Глава 4 Крещенское гадание
1971 год
Январь. Театр отдыхает от спектаклей. У нас, у артистов, елки — чудесные превращения в Дедов Морозов, Снегурочек, зайчиков и белочек А я еду в Рузу, в актерский дом отдыха. Выдалась чудесная зима с морозцем и солнцем. Серьезно укутавшись, в валенках ходим с Т. Д.[6] по малому и большому кругу, дорожкам в лесу, наслаждаясь красотой берендеевского леса, бриллиантовым сверканием пушистого снега под редкими фонарями. Но вот мороз схватил нас за нос, и мы спешим в уютное, теплое «злачное» место под названием «Уголек», где уже полно людей, которых можно только угадывать через накуренное облако. Но вот и нам повезло, и мы за столом, и у нас на столе — шампанское, которое весело нам развязывает языки, и, окружая себя нашим собственным облаком, утопаем в разговорах о том о сем, и даже не важно — о чем: нам сказочно хорошо, и день — позади.
19 января. Крещение
Я живу в комнате с Изольдой Фроловой.[7] Еще днем мы решили, что будем ночью гадать. День и вечер пролетели быстро, наступила полночь. Решили жечь бумагу и, сожженную, с помощью свечи проецировать ее на стенку. Искали, на чем бы можно было жечь бумагу, нашли тарелку. Сейчас уже не вспомнить, как выглядела наша с Изой комнатка, но, как ни странно, отчетливо, почти физически помню свои тогдашние ночные ощущения.
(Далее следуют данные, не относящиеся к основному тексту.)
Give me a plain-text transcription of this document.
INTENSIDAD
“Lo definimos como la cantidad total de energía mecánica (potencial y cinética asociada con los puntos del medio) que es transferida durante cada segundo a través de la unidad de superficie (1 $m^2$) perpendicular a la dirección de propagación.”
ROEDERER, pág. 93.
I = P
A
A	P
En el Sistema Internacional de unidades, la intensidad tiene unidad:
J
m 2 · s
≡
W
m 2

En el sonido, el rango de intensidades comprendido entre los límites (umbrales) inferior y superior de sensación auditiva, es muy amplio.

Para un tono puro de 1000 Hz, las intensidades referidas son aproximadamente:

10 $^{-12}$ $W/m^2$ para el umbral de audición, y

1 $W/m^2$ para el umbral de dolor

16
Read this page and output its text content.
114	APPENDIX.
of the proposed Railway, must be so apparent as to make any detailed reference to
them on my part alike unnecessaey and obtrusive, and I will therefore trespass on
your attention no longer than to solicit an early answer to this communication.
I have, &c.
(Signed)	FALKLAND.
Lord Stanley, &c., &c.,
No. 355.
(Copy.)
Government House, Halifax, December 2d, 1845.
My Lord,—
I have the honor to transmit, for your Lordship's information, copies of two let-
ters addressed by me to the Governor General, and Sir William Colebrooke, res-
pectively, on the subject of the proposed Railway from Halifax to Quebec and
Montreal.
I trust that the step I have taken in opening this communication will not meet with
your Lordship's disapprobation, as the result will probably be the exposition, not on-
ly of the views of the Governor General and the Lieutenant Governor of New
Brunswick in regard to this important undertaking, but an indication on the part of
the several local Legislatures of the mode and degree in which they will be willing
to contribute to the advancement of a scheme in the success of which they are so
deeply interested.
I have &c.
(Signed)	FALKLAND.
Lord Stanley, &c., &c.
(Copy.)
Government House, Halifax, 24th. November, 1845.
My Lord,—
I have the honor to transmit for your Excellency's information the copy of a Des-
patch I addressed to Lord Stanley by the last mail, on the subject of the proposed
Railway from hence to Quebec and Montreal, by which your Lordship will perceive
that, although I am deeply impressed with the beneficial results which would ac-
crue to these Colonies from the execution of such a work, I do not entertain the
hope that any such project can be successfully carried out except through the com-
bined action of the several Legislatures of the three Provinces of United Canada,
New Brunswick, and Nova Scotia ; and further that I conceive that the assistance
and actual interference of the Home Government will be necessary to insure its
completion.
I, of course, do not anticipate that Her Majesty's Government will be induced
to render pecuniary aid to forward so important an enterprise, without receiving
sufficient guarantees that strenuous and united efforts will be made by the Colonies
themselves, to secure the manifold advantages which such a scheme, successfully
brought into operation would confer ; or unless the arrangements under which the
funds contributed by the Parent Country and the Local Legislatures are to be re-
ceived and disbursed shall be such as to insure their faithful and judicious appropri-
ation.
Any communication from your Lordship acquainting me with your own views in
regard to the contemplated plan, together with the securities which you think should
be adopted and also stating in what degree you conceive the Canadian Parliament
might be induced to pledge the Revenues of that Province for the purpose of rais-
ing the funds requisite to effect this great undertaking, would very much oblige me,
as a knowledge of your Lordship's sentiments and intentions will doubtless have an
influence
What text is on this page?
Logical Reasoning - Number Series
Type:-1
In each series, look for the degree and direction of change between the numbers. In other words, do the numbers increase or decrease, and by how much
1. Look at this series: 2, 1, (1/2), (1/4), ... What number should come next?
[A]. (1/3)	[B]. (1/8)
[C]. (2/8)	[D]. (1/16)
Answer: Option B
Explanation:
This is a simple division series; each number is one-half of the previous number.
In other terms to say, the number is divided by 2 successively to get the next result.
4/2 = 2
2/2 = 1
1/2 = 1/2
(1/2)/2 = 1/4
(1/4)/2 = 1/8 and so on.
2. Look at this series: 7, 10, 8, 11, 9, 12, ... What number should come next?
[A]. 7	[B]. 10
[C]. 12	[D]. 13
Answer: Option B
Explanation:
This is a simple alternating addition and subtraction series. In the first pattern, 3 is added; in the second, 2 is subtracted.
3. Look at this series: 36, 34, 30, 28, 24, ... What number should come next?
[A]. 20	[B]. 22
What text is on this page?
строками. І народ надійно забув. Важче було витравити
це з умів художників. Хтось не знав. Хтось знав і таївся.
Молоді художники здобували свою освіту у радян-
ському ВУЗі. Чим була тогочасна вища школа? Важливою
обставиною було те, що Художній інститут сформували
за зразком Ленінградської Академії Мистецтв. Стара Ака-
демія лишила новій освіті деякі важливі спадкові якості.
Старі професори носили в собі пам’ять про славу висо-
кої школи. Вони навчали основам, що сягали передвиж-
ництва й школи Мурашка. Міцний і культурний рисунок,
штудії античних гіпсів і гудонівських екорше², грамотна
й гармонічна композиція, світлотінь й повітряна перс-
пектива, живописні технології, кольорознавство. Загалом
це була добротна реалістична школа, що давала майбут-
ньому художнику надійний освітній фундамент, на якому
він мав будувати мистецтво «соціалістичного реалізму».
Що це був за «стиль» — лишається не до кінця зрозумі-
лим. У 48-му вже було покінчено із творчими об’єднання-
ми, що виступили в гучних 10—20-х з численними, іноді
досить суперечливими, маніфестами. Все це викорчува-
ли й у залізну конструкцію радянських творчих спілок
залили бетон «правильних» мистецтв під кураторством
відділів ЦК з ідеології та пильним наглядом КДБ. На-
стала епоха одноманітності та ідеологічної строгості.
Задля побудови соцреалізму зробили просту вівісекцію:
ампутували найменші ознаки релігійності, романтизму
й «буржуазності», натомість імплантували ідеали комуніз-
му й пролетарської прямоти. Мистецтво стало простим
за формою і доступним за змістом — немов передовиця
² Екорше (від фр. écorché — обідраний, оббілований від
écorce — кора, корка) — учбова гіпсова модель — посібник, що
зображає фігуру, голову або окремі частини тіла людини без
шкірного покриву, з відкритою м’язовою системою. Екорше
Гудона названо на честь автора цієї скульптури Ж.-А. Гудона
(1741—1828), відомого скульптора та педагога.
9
Было жуть как страшно. Исчезли всяческие заоконные звуки, и в вакуумной тишине горящие свечи приводили в движение многочисленные тени от предметов… Тени прыгали, вздрагивали, жили своим каким-то жутким образом, а свечи, треща и плюясь, озвучивали их неприятным зловещим шипением, отчего становилось особенно жутко. От любого неожиданного звука — не дай бог! — сердце, казалось, могло остановиться. Мы почти не говорили друг с другом, а если говорили, то только шепотом. Первая гадала Изольда. Положила на тарелку скомканную бумагу и подожгла. Огонь вспыхнул не сразу, но потом так разгорелся, что мы перепугались, — как бы не дошло до пожара, но он вдруг быстро погас, оставив после себя комок серого пепла. Иза стала крутить тарелку. И как она ее ни крутила, на стене исчезал и появлялся огромный белый пароход (тогда он почему-то нам казался белым). Иза, увидев пароход, радостно связала его с каким-то своим театральным проектом, — что-то у нее совпадало. Корабль на стене Изу окрылил и вселил какую-то надежду. Настала моя очередь. Мну уже приготовленную бумагу, поджигаю. Замечательно горит бумага, но — сколько дыма, чада! Уже не до теней, не до страха: вся — внимание. Поворачиваю тарелку, вдруг Иза шепотом: «Смотри, — лицо!.. Господи! — с рогами!.. Ой, и с бородой!» И я действительно вижу отчетливо лицо — удлиненное, эль-грековское, с глазами, горбатым носом, ртом, с козлиной бородой и рогами. Все, что угодно, ожидала, но не этот «подарок». И что — «это»? Иза: «Нин, это не козел: лицо-то человеческое. Только почему — рога?» Я: «Может быть, это — бес? И меня кто-нибудь будет пытаться соблазнить?» Развеселились.